In this case, the Debtors were engaged in the same business for several years, both before and after the taxable years in question. There is no doubt that in connection with the business, the Debtors incurred certain necessary business expenses, which if properly documented would have been allowed as deductions by the IRS. However, for want of records, the claimed expenses were disallowed and a deficiency assessed.
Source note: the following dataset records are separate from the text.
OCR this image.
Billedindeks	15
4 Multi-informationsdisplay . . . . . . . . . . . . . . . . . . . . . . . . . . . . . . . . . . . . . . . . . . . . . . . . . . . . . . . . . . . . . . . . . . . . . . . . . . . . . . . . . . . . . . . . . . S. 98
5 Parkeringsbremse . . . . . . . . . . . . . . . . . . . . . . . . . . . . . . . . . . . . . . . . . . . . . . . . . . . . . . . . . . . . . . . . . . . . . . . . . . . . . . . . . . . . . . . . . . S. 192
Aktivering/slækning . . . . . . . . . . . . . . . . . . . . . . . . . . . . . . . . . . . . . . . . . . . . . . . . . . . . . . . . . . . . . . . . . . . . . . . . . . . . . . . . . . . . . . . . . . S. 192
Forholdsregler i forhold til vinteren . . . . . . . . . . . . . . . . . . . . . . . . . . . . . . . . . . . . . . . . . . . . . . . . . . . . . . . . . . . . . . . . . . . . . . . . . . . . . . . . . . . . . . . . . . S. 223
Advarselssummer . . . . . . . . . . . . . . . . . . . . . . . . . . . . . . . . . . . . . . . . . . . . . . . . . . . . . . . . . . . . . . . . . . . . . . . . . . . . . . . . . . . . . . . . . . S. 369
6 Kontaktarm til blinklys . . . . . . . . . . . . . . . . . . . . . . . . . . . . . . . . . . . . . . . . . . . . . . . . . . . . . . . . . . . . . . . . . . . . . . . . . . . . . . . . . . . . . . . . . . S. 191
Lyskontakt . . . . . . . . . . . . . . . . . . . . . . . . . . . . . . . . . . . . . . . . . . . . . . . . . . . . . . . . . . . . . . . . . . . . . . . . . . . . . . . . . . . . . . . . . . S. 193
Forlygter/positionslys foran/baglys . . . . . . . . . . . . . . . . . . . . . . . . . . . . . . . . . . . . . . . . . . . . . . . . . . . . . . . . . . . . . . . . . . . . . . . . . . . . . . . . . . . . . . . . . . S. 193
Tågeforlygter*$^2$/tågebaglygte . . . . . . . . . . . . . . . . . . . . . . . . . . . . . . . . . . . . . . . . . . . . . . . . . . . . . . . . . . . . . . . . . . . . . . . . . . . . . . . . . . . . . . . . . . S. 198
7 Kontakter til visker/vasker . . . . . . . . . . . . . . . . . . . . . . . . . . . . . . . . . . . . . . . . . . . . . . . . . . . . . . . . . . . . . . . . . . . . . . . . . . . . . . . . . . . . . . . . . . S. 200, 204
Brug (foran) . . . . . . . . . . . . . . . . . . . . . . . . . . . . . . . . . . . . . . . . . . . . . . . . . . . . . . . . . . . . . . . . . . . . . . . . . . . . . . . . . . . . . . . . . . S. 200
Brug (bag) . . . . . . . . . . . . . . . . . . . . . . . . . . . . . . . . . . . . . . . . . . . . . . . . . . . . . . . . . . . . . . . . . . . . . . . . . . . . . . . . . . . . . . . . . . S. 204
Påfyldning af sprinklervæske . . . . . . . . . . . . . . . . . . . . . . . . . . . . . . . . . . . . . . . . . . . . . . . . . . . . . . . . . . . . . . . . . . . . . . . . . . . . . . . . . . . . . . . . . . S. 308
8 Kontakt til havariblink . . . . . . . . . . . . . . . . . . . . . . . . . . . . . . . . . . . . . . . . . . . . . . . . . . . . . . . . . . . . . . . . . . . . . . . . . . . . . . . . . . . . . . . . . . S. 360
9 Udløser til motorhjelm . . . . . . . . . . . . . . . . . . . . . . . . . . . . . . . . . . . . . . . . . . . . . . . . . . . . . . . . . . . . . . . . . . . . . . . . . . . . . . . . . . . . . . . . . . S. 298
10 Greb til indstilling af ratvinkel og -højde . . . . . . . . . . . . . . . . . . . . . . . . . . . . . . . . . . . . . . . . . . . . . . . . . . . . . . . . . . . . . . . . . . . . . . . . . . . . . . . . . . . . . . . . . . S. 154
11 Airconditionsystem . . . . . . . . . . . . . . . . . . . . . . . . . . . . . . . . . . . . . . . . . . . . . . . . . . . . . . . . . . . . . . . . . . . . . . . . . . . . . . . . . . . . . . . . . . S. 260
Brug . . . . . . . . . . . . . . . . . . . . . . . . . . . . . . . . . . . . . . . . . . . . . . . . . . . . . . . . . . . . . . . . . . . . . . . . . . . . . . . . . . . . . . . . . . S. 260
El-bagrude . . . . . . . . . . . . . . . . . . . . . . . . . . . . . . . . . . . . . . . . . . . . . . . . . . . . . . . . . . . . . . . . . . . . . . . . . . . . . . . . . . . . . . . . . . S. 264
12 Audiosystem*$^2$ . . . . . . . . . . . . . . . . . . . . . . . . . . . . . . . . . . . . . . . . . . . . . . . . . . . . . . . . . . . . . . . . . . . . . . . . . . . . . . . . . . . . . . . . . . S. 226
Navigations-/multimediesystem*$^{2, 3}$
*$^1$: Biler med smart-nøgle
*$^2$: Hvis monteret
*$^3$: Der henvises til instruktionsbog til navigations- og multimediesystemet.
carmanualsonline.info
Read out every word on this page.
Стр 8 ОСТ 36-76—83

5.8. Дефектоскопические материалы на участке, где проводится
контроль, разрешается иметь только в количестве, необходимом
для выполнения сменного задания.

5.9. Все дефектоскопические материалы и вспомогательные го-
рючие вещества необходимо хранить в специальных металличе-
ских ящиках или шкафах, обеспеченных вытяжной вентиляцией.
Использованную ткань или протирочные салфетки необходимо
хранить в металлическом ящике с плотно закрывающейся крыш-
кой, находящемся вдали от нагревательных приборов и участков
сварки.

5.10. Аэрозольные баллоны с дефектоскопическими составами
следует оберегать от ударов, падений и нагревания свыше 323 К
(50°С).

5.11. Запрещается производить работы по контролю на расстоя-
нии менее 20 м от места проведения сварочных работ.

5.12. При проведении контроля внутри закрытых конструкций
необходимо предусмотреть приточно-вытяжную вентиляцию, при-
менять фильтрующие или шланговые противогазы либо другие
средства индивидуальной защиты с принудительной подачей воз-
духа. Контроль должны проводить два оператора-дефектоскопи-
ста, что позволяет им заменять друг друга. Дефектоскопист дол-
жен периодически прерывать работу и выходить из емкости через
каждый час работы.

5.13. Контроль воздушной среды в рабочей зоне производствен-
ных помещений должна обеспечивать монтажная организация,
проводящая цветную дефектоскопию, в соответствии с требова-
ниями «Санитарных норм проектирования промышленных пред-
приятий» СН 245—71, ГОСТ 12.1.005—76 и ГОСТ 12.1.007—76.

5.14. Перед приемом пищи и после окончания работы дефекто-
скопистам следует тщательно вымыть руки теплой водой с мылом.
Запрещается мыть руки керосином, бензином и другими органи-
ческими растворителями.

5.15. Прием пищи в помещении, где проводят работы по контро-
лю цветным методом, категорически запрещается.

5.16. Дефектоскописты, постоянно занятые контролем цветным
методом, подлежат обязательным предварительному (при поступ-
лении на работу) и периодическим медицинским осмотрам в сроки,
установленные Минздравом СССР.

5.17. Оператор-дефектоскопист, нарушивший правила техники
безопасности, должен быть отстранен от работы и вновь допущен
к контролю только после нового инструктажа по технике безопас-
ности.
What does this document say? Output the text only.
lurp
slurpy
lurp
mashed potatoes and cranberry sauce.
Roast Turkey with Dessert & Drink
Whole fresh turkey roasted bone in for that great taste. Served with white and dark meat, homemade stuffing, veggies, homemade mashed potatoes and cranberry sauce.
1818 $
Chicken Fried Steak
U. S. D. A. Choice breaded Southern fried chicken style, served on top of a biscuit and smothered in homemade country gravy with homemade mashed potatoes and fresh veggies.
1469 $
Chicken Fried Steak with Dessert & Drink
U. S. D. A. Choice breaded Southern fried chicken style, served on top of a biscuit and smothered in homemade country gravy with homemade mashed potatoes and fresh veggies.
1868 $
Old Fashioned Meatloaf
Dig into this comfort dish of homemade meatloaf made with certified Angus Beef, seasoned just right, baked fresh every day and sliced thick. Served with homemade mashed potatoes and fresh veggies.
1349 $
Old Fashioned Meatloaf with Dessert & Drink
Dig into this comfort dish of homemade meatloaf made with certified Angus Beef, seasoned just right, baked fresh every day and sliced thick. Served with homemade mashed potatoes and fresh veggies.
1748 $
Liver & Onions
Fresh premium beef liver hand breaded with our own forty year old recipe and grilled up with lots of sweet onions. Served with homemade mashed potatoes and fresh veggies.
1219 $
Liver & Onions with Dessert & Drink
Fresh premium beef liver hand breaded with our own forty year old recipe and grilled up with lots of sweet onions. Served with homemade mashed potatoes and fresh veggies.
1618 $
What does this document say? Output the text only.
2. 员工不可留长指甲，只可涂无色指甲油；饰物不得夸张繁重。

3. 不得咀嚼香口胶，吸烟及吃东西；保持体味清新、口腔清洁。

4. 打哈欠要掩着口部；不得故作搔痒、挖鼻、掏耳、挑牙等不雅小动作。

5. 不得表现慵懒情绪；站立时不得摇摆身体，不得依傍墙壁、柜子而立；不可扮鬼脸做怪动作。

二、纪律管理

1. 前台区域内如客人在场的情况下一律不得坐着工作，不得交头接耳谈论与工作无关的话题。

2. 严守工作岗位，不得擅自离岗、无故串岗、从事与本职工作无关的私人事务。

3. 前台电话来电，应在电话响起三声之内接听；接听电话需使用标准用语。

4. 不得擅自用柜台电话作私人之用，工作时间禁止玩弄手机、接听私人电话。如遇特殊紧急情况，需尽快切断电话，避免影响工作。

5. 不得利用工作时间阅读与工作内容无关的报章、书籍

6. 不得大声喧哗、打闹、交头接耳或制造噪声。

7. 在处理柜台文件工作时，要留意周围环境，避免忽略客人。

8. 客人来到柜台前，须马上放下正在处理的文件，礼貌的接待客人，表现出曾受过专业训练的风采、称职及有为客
This Court agrees with the Cohan court and finds that it is error to completely disallow expenses where it is evident that money has been spent in order to operate a business and generate taxable income. Therefore, the question in this case becomes whether the method of expense reconstruction offered by the Debtors to establish their tax liability for the years in question, represents a reasonable basis for estimating their 1980 and 1981 tax liability. This Court is satisfied that the estimated business expenses, net income and tax liability calculated and offered by William J. Forbes, C.P.A. are reasonable and will be accepted by this Court in light of the narrow facts of this case.
The Debtors in this case had absolutely no intention of avoiding their tax obligations, and in fact, sought assistance from the IRS in preparing their 1979 return. Based on their experience with the IRS and guided by the 1979 return, the Debtors attempted to file proper tax returns for 1980 and 1981, albeit unsuccessfully. Further, after being called for audit the Debtors pursued the matter with the IRS in an effort to resolve the dispute and to arrange a payment schedule. At the conclusion of the audit, the Debtors began to record their business expenses in what they considered a satisfactory manner.
Based on the foregoing, this Court is satisfied that Objection to the Claim of the IRS filed by the Debtors is well taken and shall be sustained. The proof of claim filed by the IRS shall be disallowed and the IRS shall be permitted to file an amended proof of claim if it be so deemed advised, based on the estimated figures provided by William J. Forbes, C.P.A. Accordingly, it is
ORDERED, ADJUDGED AND DECREED that the Objection to Claim of IRS filed by Lawrence Lester Reynolds and Delores Ann Reynolds be, and the same hereby is, sustained and the Proof of Claim of the Internal Revenue Service be, and the same hereby is, disallowed without prejudice. It is further
ORDERED, ADJUDGED AND DECREED that the IRS shall have ___ days from the date of entry of this Order to file an amended proof of claim in accordance with this order if it so deemed to be advised.